İstanbul'da bölücü örgütün uzantılarıyla el ele, kol kola yürümekten, bölücülerin sembolleri altında ortak miting yapmaktan utanmıyorlar.
Neyin karşılığında Kandil'le uzlaşıldığını, allayıp pulladıkları Kandil uzlaşıcı için bu noktada bölücü örgütün uzantılarına ne vadettiklerini kimse bilmiyor.
CHP'nin içine düştüğü bu vahim tablo bizim sorumluluğumuzu daha da artırmaktadır. 14-28 Mayıs seçimlerinde milletimiz eşsiz irfanıyla ülke iradesini bize vererek böyle bir felakete müsaade etmedi.
Şimdi aynı durum belediyeler için geçerlidir. Allah'ın yardımı, milletimizin desteğiyle bu köhne siyasete, yörüngesini kaybetmiş partilere şehirlerimizi teslim etmeyeceğiz.
Bunun için çok çalışmamız lazım.

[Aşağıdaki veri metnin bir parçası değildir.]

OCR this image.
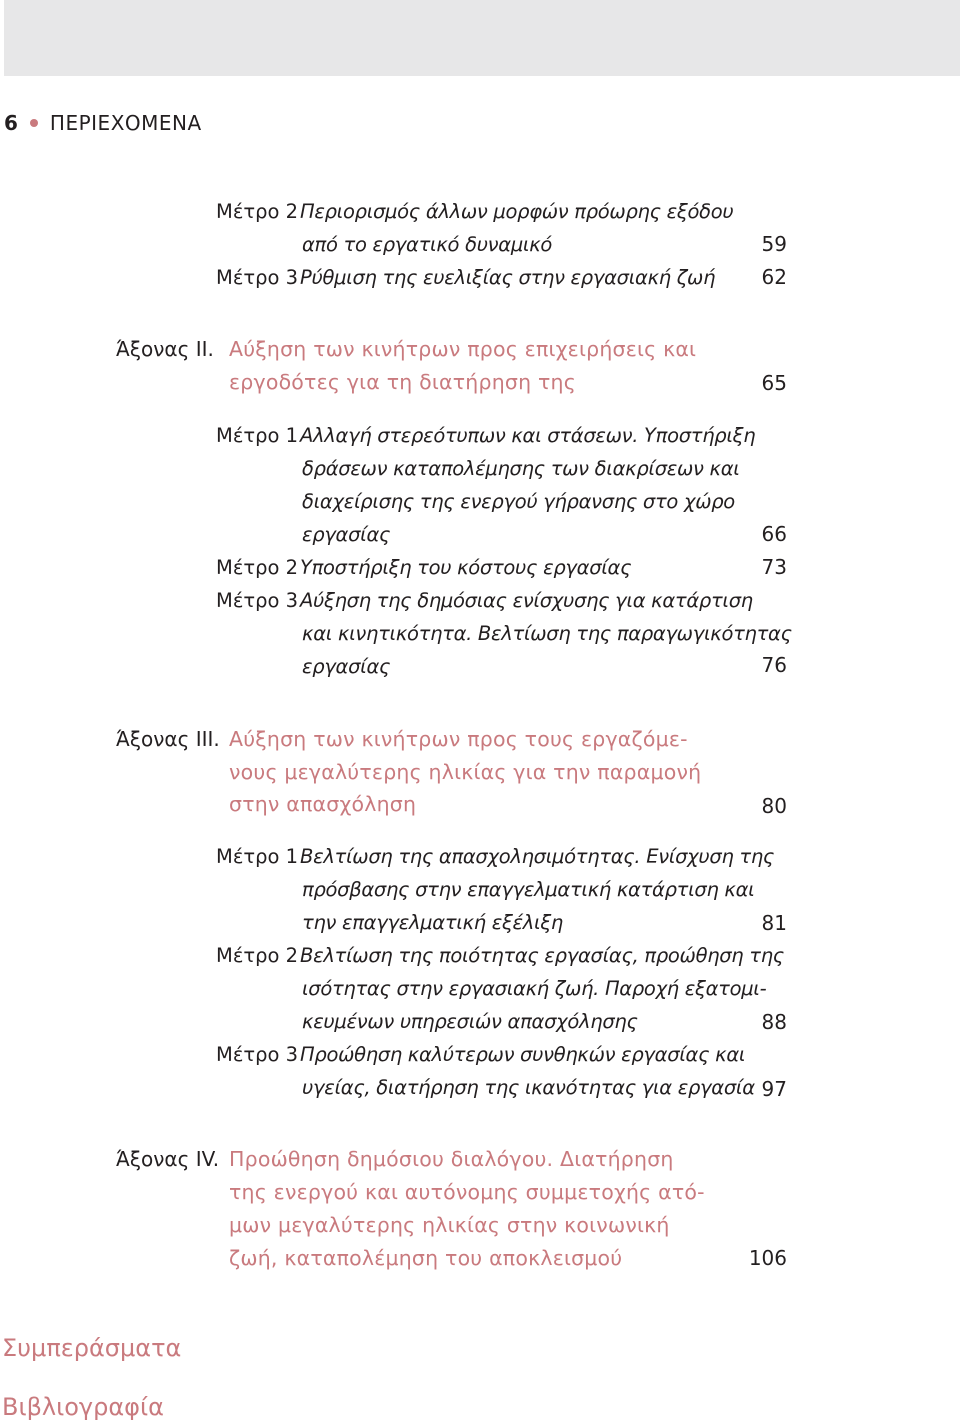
6 ΠΕΡΙΕΧΟΜΕΝΑ
Μέτρο 2 Περιορισμός άλλων μορφών πρόωρης εξόδου
από το εργατικό δυναμικό	59
Μέτρο 3 Ρύθμιση της ευελιξίας στην εργασιακή ζωή	62
Άξονας ΙΙ. Αύξηση των κινήτρων προς επιχειρήσεις και
εργοδότες για τη διατήρηση της	65
Μέτρο 1 Αλλαγή στερεότυπων και στάσεων. Υποστήριξη
δράσεων καταπολέμησης των διακρίσεων και
διαχείρισης της ενεργού γήρανσης στο χώρο
εργασίας	66
Μέτρο 2 Υποστήριξη του κόστους εργασίας	73
Μέτρο 3 Αύξηση της δημόσιας ενίσχυσης για κατάρτιση
και κινητικότητα. Βελτίωση της παραγωγικότητας
εργασίας	76
Άξονας ΙΙΙ. Αύξηση των κινήτρων προς τους εργαζόμε-
νους μεγαλύτερης ηλικίας για την παραμονή
στην απασχόληση	80
Μέτρο 1 Βελτίωση της απασχολησιμότητας. Ενίσχυση της
πρόσβασης στην επαγγελματική κατάρτιση και
την επαγγελματική εξέλιξη	81
Μέτρο 2 Βελτίωση της ποιότητας εργασίας, προώθηση της
ισότητας στην εργασιακή ζωή. Παροχή εξατομι-
κευμένων υπηρεσιών απασχόλησης	88
Μέτρο 3 Προώθηση καλύτερων συνθηκών εργασίας και
υγείας, διατήρηση της ικανότητας για εργασία 97
Άξονας ΙV. Προώθηση δημόσιου διαλόγου. Διατήρηση
της ενεργού και αυτόνομης συμμετοχής ατό-
μων μεγαλύτερης ηλικίας στην κοινωνική
ζωή, καταπολέμηση του αποκλεισμού	106
Συμπεράσματα
Βιβλιογραφία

Seçim iki yerde kazanılır. Birincisi sahadır. Sokaktır, evlerdir. İş yerleridir. İnsanın olduğu her yerdir.
İkincisi sandıktır. Saha çalışmalarını iyi yürütemez, oy verme günü sandığa çok sıkı sahip çıkamazsak elimizdeki seçimi kaybederiz. Unutmayınız, bizim siyaset anlayışımızda vatandaşa tıpış tıpış dayatmasında bulunmanın yeri asla yoktur.
Hiçbir insanımız bize oy vermeye mecbur ve mahkum değildir. Çok çalışarak, her bir insanımıza ulaşarak, şehrimizin her karışını alın terimizle sulayarak, gönüllere girerek sandıkta o oyu alacağız.
Bu güne kadar yaptıklarımızla, bundan sonraki projelerimizle vatandaşlarımızı şehirlerimizi en iyi bizim yöneticiliğimize ikna edeceğiz.
Sizler teşkilatlarımızın, seçim işleri ve seçim koordinasyon merkezleri sorumluları olarak bu konuda birinci derecede sorumluluk sahibisiniz.
Vatandaşlarımızı mutlaka sandık başına gitmeye teşvik etmekten, sandıkta her şeyin usulüne göre yürümesini sağlamaya, sonuçların resmen ilanı aşamasına kadar sürece tüm safhalarıyla hakim olmamız gerekiyor. Aksi takdirde gönüllerde kazandığımız seçimi, sandıkta kaybederiz.
Bizim kimsenin oyunda gözümüz yok. Ama bize verilmiş tek bir oyun zayi edilmesine de rıza gösteremeyiz. En küçük zafiyet, gaflet, boşluk hiç şüpheniz olmasın mutlaka aleyhimize kullanacaktır. Diğer yerlerde karşımızda ahlaktan da yoksun siyaset haramileri vardır.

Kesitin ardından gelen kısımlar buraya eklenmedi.